Confirmed that the issue does in fact have to do with caching on reddit's end. When running the following script, a cycle of multiple requests occurs due to a fetch of the listing without any before param returning the same data as a previous similar request. This cycle continues until approximately 30 seconds when the cache expires (maybe it's the CDN cache?).

I write similar because I have attempted to modify parameters to break the cache without success. I tried uniq, count, and limit none of which, appear to have made any difference. This bears more exploration.

In case one is wondering why we periodically drop the before param, it is due to the possibility that the before item has been removed. In such cases, the listing will always return empty, thus it's important to retry fetching the base listing when an empty result is returned.

#!/usr/bin/env python                                                                    
from __future__ import print_function
import requests
import sys
import time

def reverse_stream(session, **params):
    url = 'https://api.reddit.com/r/all/new'
    if params:
        url += '?{0}'.format('&'.join(
            ['{0}={1}'.format(k,v) for k,v in params.items() if v]))
    print('\nREQUEST: {0}\n'.format(url))

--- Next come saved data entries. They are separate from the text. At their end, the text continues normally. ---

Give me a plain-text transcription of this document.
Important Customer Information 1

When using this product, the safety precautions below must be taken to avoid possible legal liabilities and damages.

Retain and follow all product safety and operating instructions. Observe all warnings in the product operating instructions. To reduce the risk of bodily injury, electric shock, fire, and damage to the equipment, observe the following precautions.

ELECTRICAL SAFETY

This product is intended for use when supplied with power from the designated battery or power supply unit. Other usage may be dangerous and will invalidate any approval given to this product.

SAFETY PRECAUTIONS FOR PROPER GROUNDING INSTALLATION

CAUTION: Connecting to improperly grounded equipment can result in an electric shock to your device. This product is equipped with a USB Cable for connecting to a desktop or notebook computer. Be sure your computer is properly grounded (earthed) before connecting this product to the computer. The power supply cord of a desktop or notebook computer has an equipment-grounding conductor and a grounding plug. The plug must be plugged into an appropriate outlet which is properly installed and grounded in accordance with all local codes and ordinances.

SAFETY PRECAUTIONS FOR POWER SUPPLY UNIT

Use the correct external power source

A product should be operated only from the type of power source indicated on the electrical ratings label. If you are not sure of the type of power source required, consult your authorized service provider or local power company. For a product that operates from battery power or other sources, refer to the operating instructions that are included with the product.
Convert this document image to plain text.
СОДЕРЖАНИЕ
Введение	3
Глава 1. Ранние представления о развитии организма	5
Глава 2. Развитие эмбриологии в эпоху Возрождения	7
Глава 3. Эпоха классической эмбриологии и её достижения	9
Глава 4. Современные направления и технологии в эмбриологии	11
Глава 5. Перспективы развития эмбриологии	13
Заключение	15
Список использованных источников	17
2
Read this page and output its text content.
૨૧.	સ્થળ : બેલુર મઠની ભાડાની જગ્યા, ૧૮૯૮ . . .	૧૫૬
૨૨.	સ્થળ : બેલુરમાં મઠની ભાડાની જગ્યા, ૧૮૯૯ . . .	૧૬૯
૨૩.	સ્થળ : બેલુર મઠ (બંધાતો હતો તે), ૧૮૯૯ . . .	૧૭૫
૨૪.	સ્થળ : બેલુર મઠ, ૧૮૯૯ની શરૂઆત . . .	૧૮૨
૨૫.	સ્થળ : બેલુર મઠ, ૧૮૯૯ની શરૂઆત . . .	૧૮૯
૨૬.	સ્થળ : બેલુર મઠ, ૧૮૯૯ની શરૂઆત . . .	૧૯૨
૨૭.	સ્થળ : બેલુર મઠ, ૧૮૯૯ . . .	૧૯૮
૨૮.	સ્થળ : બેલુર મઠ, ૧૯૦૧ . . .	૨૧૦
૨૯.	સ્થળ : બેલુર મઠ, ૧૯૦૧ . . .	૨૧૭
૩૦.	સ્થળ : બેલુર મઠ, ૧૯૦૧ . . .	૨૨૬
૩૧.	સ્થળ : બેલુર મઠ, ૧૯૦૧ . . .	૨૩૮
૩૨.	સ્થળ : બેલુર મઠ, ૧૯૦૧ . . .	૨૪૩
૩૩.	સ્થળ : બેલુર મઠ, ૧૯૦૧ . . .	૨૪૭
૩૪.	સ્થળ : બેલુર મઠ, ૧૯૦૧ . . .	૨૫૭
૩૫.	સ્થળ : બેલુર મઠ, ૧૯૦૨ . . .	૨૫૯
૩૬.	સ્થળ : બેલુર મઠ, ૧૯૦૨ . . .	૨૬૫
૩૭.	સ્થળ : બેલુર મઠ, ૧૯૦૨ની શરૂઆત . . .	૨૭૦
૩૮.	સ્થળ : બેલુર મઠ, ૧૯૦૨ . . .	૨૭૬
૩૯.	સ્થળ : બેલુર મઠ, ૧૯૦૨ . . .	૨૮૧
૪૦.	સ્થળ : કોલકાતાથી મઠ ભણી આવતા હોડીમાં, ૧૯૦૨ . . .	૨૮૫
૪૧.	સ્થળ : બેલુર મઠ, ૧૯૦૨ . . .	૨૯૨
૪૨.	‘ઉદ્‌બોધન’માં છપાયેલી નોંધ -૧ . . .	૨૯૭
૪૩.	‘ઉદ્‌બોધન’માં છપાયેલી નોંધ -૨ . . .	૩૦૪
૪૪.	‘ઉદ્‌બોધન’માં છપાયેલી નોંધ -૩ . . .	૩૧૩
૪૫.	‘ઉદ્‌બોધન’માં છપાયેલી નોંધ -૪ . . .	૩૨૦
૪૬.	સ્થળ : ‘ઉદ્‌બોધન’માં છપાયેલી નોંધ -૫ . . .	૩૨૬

    response = session.get(url, params=params).json()
    for item in response['data']['children'][::-1]:
        yield item['data']

def submissions(session):
    before = None
    uniq = 1
    while True:
        time.sleep(2)
        newest = None
        for item in reverse_stream(session, limit=100 + uniq % 100,
                                   before=before):
            newest = item['name']
            yield item
        before = newest
        uniq += 1

def main():
    with requests.session() as session:
        session.headers['User-Agent'] = 'BBOE STREAM TEST v0.1'
        for item in submissions(session):
            print(item['name'])

if __name__ == '__main__':
    sys.exit(main())
bboe commented 9 years ago

Aha! Final update for tonight. The cache can be broken by adjusting the limit when hitting the root page with values less than 100. I'll look into rewriting the streams to use the PRAW-version of the above code with the following modifications:

def submissions(session):
    before = None
    root_listing = 0
    while True:
        time.sleep(2)
        newest = None
        if before:
            limit = 100
        else:
            limit = 100 - root_listing
            root_listing = (root_listing + 1) % 15
        for item in reverse_stream(session, limit=limit, before=before):
            newest = item['name']
            yield item
        before = newest
mallin commented 9 years ago

Aha indeed! The version with root_listing seems to work flawlessly.

The previous version has some of the strange delay issues I've been having all along: now revealed as being due to caching.

Updated main to demonstrate delays in case you're interested:

import datetime

def main():
    history = set()
    with requests.session() as session:
        session.headers['User-Agent'] = 'BBOE STREAM TEST v0.1'
        for item in submissions(session):

            item_time = datetime.datetime.utcfromtimestamp(item["created_utc"])
            now_time = datetime.datetime.utcnow()
            recv_delay = (now_time - item_time).total_seconds()

            output = "{0} [{1:+.2f}s]".format(item["name"], recv_delay)
            if item["name"] in history:
                output += " SEEN"
            print(output)

            history.add(item["name"])
svenstucki commented 8 years ago

What's the status of this issue?

I have a probably related issue with PRAW 4. When using subreddit('all').stream.submissions() I get a lot of duplicate entries (e.g. I just got 16k submissions of which 14k were duplicates in about 9 mins).

bboe commented 8 years ago

PRAW4 stream is done completely differently, and as a result this issue will likely be closed when PRAW4 is out of beta.

If you are having issues with PRAW4's please open a new issue and include the code that you are using. The stream should never return any duplicates unless you are calling the stream function more than once, in which case I would recommend not doing so, as you'll get some duplicates, but it shouldn't be 16K.

bboe commented 7 years ago

Closing this issue as this should be fixed in PRAW4.